The triple lock ensures a risk to the state pension each year of at least 2.5%, with this year’s rising to 4.1% to match wages
Prime Minister Sir Keir Starmer reiterated his commitment to the state pension triple lock policy ahead of the increase to pension payments today. The triple lock ensures a rise to the state pension each year of at least 2.5%, giving older people a level of security over their payments in line inflation.
But there has been increased debate over the triple lock in recent years and whether it can remain in its current form in the future. The Tory leadership has previously questioned its long term future, with any decision to scrap or change it undoubtedly being hugely controversial.
The prime minister said his Labour government remained committed to the triple lock in the Commons this week, as he spelled out pension increases from today, Sunday, April 6. He said during Prime Minister’s Questions this week: “We can commit to triple lock because we restored stability after they (the Conservatives) crashed the economy.
“Twelve million pensioners will receive up to £470 more.” Sir Keir said it was the Conservatives who were putting the future of the triple lock under threat, as he raised previous comments by both Tory leader Kemi Badenoch and Shadow Chancellor Mel Stride.
Ms Badenoch previously said her party wanted to explore greater means-testing of government support. Asked during an LBC phone-in if that included the triple lock policy, she replied: “That’s exactly the sort of thing that the policy work we are going to be doing will look at.”
During Prime Minister’s Questions, Sir Keir responded to questions about the sustainability of triple lock. He said: “The shadow chancellor called triple lock unsustainable and the leader of the opposition wants to means test the triple lock so she can cut it.”
Ms Badenoch responded the triple lock had been brought in under the Tories.

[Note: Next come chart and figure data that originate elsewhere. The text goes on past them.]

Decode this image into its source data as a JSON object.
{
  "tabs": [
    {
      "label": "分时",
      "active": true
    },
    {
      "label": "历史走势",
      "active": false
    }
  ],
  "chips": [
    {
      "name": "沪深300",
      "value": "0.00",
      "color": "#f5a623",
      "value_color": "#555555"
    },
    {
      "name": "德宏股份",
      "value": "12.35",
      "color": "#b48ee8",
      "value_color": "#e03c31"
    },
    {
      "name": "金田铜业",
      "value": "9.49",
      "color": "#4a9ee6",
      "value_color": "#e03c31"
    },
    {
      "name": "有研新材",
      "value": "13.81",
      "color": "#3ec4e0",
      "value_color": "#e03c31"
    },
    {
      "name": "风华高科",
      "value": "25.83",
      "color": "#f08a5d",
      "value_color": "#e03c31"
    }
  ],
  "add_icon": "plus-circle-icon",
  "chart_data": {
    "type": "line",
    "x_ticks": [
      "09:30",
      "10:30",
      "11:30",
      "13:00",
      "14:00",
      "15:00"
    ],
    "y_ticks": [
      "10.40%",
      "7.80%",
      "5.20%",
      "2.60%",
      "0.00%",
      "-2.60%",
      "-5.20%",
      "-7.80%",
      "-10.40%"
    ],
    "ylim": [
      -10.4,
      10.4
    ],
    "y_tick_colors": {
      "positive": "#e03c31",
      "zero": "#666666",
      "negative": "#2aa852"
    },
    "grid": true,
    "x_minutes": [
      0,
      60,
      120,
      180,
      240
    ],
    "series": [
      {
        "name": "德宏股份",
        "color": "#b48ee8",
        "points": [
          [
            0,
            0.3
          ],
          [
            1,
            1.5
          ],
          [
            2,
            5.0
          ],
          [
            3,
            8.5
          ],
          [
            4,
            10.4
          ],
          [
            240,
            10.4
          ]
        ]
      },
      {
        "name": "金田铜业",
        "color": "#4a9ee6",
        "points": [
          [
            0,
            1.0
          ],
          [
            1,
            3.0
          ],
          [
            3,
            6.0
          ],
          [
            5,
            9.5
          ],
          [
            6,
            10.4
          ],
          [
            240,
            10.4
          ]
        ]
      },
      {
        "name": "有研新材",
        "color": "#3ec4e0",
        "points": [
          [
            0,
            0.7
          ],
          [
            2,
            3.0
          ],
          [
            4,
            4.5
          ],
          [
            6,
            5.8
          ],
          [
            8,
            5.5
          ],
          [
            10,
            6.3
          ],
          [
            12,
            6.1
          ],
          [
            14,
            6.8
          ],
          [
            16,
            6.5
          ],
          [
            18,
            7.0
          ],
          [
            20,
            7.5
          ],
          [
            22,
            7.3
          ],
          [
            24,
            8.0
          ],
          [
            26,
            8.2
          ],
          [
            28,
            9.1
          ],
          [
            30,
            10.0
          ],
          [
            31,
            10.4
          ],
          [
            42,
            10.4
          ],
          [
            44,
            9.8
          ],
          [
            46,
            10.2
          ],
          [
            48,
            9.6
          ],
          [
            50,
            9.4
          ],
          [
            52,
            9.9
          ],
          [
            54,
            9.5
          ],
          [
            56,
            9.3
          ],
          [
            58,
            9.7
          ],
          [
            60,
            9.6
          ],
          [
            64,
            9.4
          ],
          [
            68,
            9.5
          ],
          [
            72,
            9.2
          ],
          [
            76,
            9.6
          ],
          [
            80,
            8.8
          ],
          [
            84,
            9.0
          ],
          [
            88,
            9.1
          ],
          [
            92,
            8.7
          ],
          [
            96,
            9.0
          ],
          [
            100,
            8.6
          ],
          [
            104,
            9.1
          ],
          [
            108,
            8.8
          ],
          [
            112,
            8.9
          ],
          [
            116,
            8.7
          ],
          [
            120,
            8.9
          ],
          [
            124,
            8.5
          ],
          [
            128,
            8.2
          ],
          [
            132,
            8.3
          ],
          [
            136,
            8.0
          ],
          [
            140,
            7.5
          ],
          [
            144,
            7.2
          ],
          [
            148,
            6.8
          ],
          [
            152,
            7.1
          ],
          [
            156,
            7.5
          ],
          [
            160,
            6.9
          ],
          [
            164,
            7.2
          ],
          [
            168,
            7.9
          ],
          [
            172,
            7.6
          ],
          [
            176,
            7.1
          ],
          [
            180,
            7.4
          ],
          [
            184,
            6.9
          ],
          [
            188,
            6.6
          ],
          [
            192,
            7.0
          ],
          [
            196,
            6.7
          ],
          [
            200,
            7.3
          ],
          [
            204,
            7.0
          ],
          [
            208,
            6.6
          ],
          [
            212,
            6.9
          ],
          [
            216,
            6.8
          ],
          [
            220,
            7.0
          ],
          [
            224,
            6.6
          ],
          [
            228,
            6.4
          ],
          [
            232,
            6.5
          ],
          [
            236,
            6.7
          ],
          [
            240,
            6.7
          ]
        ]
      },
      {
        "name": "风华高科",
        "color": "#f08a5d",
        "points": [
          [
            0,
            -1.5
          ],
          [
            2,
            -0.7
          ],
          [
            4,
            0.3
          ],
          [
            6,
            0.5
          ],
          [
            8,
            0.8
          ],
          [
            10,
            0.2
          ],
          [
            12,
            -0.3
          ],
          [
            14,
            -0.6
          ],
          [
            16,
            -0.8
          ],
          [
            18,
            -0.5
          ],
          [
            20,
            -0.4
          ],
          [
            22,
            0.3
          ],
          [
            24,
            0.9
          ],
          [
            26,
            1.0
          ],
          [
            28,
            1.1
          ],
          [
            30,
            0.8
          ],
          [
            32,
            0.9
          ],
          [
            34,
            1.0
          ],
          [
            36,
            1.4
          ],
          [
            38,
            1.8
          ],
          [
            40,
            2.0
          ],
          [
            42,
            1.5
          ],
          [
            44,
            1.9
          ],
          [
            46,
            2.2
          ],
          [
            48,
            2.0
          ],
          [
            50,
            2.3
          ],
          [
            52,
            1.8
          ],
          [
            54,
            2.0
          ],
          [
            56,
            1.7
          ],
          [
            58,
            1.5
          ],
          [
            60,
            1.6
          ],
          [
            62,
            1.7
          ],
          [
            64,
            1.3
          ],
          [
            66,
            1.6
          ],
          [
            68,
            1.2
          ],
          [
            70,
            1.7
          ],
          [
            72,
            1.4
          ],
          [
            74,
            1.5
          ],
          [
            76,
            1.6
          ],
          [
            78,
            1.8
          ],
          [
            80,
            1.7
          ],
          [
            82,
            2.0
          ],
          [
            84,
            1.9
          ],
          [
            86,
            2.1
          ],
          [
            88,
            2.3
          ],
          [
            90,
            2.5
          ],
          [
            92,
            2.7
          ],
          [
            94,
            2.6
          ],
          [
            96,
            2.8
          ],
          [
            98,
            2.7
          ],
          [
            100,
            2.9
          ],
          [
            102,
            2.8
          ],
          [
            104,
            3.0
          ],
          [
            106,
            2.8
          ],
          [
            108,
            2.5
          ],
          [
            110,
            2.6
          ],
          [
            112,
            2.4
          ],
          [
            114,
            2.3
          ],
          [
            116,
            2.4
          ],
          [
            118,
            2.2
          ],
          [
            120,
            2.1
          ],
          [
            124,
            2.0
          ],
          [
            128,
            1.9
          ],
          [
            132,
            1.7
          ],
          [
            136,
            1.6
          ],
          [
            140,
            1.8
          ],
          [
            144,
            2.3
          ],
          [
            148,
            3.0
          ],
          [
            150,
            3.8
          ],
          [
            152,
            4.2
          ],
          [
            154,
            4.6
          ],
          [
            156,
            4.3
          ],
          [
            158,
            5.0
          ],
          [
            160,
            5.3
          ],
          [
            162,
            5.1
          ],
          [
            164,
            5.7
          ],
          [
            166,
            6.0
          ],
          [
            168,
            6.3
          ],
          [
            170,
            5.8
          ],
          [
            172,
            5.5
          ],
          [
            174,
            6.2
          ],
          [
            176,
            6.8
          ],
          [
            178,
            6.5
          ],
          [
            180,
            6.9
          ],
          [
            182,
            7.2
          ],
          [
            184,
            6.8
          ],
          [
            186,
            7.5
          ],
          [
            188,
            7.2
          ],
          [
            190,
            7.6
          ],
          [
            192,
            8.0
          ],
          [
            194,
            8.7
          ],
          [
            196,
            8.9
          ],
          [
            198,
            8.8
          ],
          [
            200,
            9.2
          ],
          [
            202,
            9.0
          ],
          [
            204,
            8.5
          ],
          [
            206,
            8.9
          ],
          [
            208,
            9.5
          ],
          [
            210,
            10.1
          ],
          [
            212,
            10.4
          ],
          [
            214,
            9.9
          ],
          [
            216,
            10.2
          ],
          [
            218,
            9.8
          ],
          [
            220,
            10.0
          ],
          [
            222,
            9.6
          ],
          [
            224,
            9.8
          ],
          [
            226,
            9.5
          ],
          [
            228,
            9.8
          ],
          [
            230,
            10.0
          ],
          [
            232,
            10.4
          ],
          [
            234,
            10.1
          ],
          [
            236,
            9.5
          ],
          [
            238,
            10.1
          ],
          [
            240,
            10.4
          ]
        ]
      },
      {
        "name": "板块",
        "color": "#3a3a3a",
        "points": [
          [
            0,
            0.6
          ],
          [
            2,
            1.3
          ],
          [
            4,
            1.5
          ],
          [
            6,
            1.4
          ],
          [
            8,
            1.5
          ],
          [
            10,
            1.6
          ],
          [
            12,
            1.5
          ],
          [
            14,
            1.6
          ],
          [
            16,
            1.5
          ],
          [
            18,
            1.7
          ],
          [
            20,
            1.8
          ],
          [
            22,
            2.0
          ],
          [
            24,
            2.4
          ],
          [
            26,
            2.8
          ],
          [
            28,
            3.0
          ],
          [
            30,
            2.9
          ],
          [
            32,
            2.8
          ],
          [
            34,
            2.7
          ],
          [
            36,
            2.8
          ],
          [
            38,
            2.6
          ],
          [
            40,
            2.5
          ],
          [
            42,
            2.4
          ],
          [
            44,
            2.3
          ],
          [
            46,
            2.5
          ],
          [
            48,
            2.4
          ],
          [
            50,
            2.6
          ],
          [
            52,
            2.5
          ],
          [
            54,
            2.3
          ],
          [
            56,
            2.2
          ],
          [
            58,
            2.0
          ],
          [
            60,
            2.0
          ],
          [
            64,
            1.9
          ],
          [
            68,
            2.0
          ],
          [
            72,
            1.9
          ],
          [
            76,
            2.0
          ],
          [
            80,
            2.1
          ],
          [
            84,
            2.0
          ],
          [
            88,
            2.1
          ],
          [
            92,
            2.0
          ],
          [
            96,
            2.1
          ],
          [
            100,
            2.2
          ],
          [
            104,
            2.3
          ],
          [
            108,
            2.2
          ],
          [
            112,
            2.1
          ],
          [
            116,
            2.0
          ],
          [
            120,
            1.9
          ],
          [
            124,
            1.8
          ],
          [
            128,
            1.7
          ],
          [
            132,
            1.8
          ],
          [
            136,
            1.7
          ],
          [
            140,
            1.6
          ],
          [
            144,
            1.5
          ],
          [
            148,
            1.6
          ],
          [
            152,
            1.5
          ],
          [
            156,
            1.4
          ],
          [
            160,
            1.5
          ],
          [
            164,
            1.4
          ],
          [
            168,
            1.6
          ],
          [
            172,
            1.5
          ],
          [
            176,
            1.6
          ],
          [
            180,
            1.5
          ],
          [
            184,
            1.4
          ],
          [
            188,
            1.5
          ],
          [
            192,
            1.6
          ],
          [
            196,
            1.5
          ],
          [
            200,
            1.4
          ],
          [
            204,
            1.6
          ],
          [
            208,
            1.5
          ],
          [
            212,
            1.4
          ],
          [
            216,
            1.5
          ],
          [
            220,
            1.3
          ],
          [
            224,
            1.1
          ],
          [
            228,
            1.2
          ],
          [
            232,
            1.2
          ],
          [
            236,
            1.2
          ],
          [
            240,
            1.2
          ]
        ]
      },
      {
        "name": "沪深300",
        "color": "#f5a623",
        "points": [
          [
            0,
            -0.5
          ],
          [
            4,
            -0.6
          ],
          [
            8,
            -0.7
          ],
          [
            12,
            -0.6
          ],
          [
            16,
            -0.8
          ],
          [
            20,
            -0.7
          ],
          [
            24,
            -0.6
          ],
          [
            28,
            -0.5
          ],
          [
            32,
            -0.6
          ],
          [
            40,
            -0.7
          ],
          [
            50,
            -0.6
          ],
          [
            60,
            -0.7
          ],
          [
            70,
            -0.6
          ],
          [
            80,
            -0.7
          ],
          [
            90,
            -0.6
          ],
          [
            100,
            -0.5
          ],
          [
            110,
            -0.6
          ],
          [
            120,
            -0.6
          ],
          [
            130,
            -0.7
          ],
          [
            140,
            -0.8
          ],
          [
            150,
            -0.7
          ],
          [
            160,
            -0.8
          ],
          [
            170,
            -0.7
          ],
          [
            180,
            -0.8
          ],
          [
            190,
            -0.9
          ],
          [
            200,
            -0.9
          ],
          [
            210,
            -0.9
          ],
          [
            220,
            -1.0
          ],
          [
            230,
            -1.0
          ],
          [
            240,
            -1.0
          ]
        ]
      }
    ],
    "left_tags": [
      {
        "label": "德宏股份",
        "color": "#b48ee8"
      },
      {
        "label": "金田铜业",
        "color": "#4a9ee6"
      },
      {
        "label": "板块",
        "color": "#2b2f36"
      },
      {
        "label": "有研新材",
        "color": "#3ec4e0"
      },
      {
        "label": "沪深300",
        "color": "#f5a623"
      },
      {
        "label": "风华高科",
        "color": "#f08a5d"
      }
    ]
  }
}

The triple lock was introduced by the Conservative-Liberal Democrat coalition government in 2010.
The triple lock ensures the state pension increases every year in line with whatever is highest out of inflation, wage growth and 2.5%. It is going up 4.1% this year to match wages. The government said millions of pensioners will receive as much as £470 more.

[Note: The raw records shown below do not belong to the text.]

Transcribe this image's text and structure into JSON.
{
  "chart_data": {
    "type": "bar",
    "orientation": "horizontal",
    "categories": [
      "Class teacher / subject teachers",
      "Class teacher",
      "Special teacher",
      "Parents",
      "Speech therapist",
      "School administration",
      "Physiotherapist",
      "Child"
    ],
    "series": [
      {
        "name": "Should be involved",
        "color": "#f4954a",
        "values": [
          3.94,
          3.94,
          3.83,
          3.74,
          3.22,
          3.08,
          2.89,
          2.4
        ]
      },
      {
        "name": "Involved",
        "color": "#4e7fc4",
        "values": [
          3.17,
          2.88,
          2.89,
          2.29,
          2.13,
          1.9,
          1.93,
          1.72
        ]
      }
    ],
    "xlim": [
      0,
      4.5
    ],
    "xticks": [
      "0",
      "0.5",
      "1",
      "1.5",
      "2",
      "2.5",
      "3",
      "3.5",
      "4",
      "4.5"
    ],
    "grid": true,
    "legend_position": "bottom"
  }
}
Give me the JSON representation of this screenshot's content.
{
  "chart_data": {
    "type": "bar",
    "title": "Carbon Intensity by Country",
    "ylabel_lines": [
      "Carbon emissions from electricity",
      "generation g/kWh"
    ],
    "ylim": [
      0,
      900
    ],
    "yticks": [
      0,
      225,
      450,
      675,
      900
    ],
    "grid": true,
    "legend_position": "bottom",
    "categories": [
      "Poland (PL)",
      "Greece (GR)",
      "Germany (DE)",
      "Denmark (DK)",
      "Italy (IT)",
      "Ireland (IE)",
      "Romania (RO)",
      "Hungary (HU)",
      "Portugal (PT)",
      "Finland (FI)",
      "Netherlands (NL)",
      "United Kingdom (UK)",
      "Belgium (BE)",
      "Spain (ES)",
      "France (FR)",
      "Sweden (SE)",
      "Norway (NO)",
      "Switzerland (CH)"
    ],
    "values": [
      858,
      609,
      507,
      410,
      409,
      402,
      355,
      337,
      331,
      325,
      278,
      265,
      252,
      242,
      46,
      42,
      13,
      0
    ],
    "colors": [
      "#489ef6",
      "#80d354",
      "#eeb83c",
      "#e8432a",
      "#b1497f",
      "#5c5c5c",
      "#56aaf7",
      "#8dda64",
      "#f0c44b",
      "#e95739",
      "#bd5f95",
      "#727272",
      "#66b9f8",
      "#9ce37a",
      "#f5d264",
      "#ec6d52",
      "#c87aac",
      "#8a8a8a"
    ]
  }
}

Work and Pensions Secretary Liz Kendall said today: “Our ironclad commitment to the triple lock gives pensioners across the country the certainty and security they need to live a full life in retirement. We are putting more money in people’s pockets and driving up household income as part of our Plan for Change.”
The state pension is a payment made every four weeks by the government to people who have reached qualifying age and have paid enough National insurance. More than 12 million people currently receive the state pension.
Men and women born between October 6 1954 and April 5 1960 start receiving their pension at the age of 66. However, for people born after this date the state pension age is increasing.
The be a gradual rise to 76 for those born on or after April 5 1960 and a gradual rise to 68 between 2044 and 2046 for those born on or after April 5 1977. The state pension cost around £124bn in 2023-2024.
Chancellor Rachel Reeves said: “With today’s increase in working-age benefits, and our ironclad commitment to pensioners through the triple lock, we are making the decisions that support those who need it in Britain, putting money into people’s pockets and delivering our Plan for Change.”
The state pension increase will see payments rise to an annual total of £11,975.60. However, according to the Pensions and Lifetime Savings Association (PLSA), a single person would need a minimum of £14,400 annually for a basic standard of living post-retirement; meanwhile, couples are recommended to have at least £22,400.